Importer benchmark
Sitemap importer -ish . Written in Go to figure out if we could benefit from using this language
Details
After our discussion about the new architecture of importers, I've decided to implement a test importer. Instead of mimicking the existing tooling we have I've implemented a workflow matching our future approach to how all the importers suppose to work. Basically, it should download the data, parse it, extract the required data to TSV and upload it to S3. Keeping that in mind this particular importer does the following steps:
- Parse provided via env variable payload
- Download sitemap from specified URL
- Parse XML
- Output links to TSV file
- Upload the file to S3
To properly compare the whole workflow and efficiency the script was written in Ruby as well
Benchmarks
Test | Go | Ruby | Difference |
---|
Resulting docker image size | 17 MB | 74 MB | 78% |
Image build time | ~ 45 sec | ~ 70 sec | 36% |
Run time (Average of 10 runs) | 1163 ms | 2356 ms | 51% |
Startup time (Average of 10 runs) | 974 ms | 1538 ms | 37% |
Memory consumption | 70 MB | 200 MB | 65% |
Let's go over those numbers:
- Image size - Scripts written in go are compiled into a small executable file containing everything required for it to run which makes the resulting docker image as small as possible. It only contains OS and the executable itself. The Ruby version, on the other hand, has to be shipped along with the interpreter and all the required libraries which makes the final image much bigger
- Image build time - In this example, Ruby image could be built a bit faster but due to usage of Nokogiri for XML parsing it's compilation time results in a much longer image building time
- Run time - Represents a total time taken by the script to finish. Measured from within the script itself
- Startup time - Measured by the small script called
test.js
. It basically shows how much time passed between calling docker run
command and the start of the script itself. Wanted to measure it to figure out how long it takes to spin up the whole environment.

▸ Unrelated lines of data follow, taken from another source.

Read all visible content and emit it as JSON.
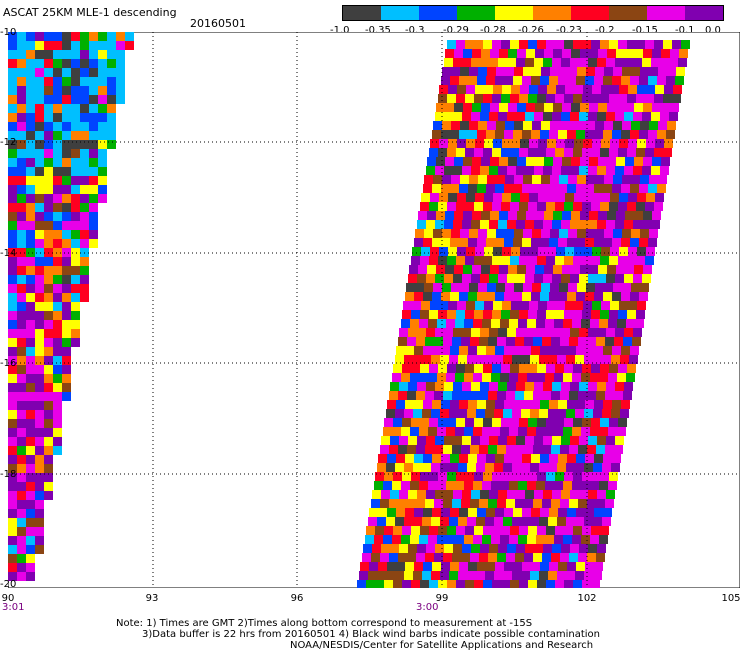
{
  "header": {
    "title": "ASCAT 25KM MLE-1 descending",
    "date": "20160501"
  },
  "colorbar": {
    "colors": [
      "#3f3f3f",
      "#00bfff",
      "#0044ff",
      "#00b000",
      "#ffff00",
      "#ff8000",
      "#ff0020",
      "#8b4513",
      "#e800e8",
      "#8000b0"
    ],
    "labels": [
      "-1.0",
      "-0.35",
      "-0.3",
      "-0.29",
      "-0.28",
      "-0.26",
      "-0.23",
      "-0.2",
      "-0.15",
      "-0.1",
      "0.0"
    ]
  },
  "axes": {
    "lat_labels": [
      "-10",
      "-12",
      "-14",
      "-16",
      "-18",
      "-20"
    ],
    "lon_labels": [
      "90",
      "93",
      "96",
      "99",
      "102",
      "105"
    ],
    "time_labels": [
      "3:01",
      "3:00"
    ]
  },
  "notes": {
    "line1": "Note: 1) Times are GMT 2)Times along bottom correspond to measurement at -15S",
    "line2": "3)Data buffer is 22 hrs from 20160501 4) Black wind barbs indicate possible contamination",
    "line3": "NOAA/NESDIS/Center for Satellite Applications and Research"
  }
}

In the case of Ruby, it takes a bit longer because you have to spin up the interpreter and load all the libraries - Memory consumption - System memory used by the process at the end of the script. Go is much more efficient due to its strongly typed nature I guess
How to use
Comes with a Makefile containing all the required commands
To build containers:
make build
make build-rb
make build-go
To run the script:
make run-minio
make run-rb
make run-go
To remove created network and stop local s3:
make clean
To measure startup time:
node test.js make run-rb
node test.js make run-go
Using a different paradigm in development writing code in Golang brings some complexity. Strong typing might be a bit difficult when working with third-party resources and flexible schema. On the other hand, combined with code compilation it gives more certainty eliminating lots of runtime errors. Also it worth to consider the tooling around the language. Go has a lot of really powerful features like formatting, documentation and testing out of the box. Also from my small experience with this language I've noticed how well it supported by editors. I'm using VS Code and it provides a lot more functionality when using Go like better refactoring and testing. And it comes right out of the box as well when with Ruby I had to spend a good amount of time setting everything up for a comfort development process. I guess it's much easier to support stricter languages. On the contrary, the time it took me to implement such a small script in Go is a bit disappointing. But it wasn't that hard to start coding right away tbh.